3.4 Results and discussions
In the experiment, a resolution target ‘Siemens star’ was used as an example to demonstrate the resolution enhancement effect. The display panel and the PML have a resolution of 800x480 and a size of 5 inches. The focal length of the viewing lens is 55 mm, and the period of the fabricated PBD is controlled to be ~0.6 mm for the desired shift. In comparison with the apparent image captured at the original resolution [Fig. 8(a)], the resolution enhancement is clearly observed, especially at the sloped contours [Fig. 8(b)]. Moreover, the screen-door effect is significantly reduced, and the boundaries between pixels are not so apparent as the original image. It should be mentioned that the PML adapted from a commercial LCD panel is not designed for polarization modulation, which may lead to some crosstalk between adjacent pixels, depending on the distance between the definition layers of PML and the display panel. A display panel with relatively confined angular intensity distribution could be helpful to reduce the pixel crosstalk. Besides, as a common issue for cascaded panels, Moiré patterns induced by the similar spatial frequency of display panel and PML may decrease the image quality, although it is not very apparent in our experimental results. Additional optical engineering may be needed to eliminate the Moiré patterns, such as using a diffuser film in between two panels . Moreover, the PBD can also be placed between the PML and the lens in Fig. 4, reducing the angle of incidence on it, which can be helpful to avoid reduced diffraction efficiency of PBD at oblique incidence. Since the grating period of PBD utilized here is around one thousand times longer than the visible wavelength, the chromatic dispersion of deflection angle induced by PBD is negligible. Although the off-axis shifting angle of PBD is different from the on-axis one, a corrected image is still achievable through an improved image rendering process together with the digital aberration correction for the eyepiece lens.

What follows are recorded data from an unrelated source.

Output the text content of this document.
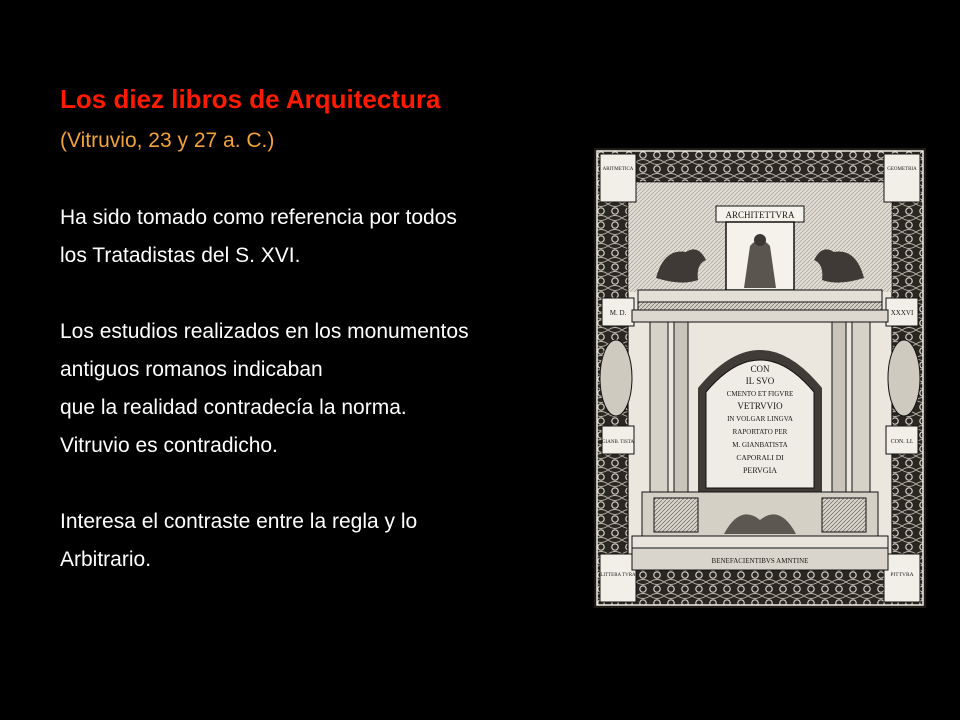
Los diez libros de Arquitectura
(Vitruvio, 23 y 27 a. C.)
Ha sido tomado como referencia por todos
los Tratadistas del S. XVI.
Los estudios realizados en los monumentos
antiguos romanos indicaban
que la realidad contradecía la norma.
Vitruvio es contradicho.
Interesa el contraste entre la regla y lo
Arbitrario.
ARCHITETTVRA
ARITMETICA	GEOMETRIA
M. D.	XXXVI
GIANB. TISTA	CON. LI.
LITTERA TVRA	PITTVRA
BENEFACIENTIBVS AMNTINE
CON
IL SVO
CMENTO ET FIGVRE
VETRVVIO
IN VOLGAR LINGVA
RAPORTATO PER
M. GIANBATISTA
CAPORALI DI
PERVGIA
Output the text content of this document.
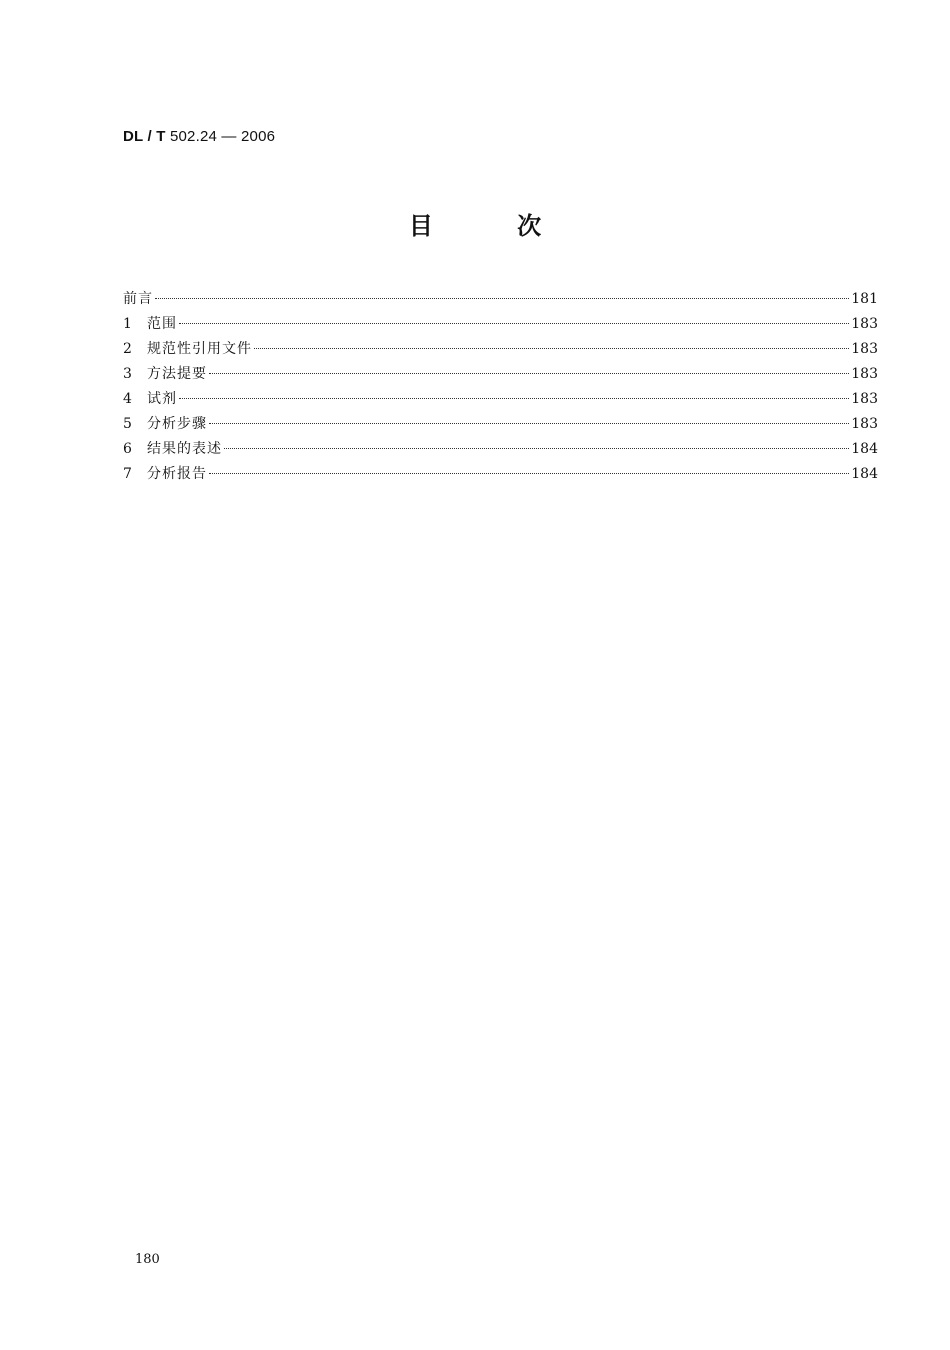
DL / T 502.24 — 2006
目 次
前言	181
1	范围	183
2	规范性引用文件	183
3	方法提要	183
4	试剂	183
5	分析步骤	183
6	结果的表述	184
7	分析报告	184
180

A resolution enhancement method for near-eye display system is proposed and experimentally validated. This system, benefiting from the polarization selective nature of PBDs, can provide high-resolution images for viewers without sacrificing the display frame rate. The screen-door effect is also significantly reduced since the original black matrix is now filled by shifted pixels. The proposed resolution enhancement method has potential applications for projection and near-eye displays.
The authors would like to thank Nannan Zhang for useful discussion.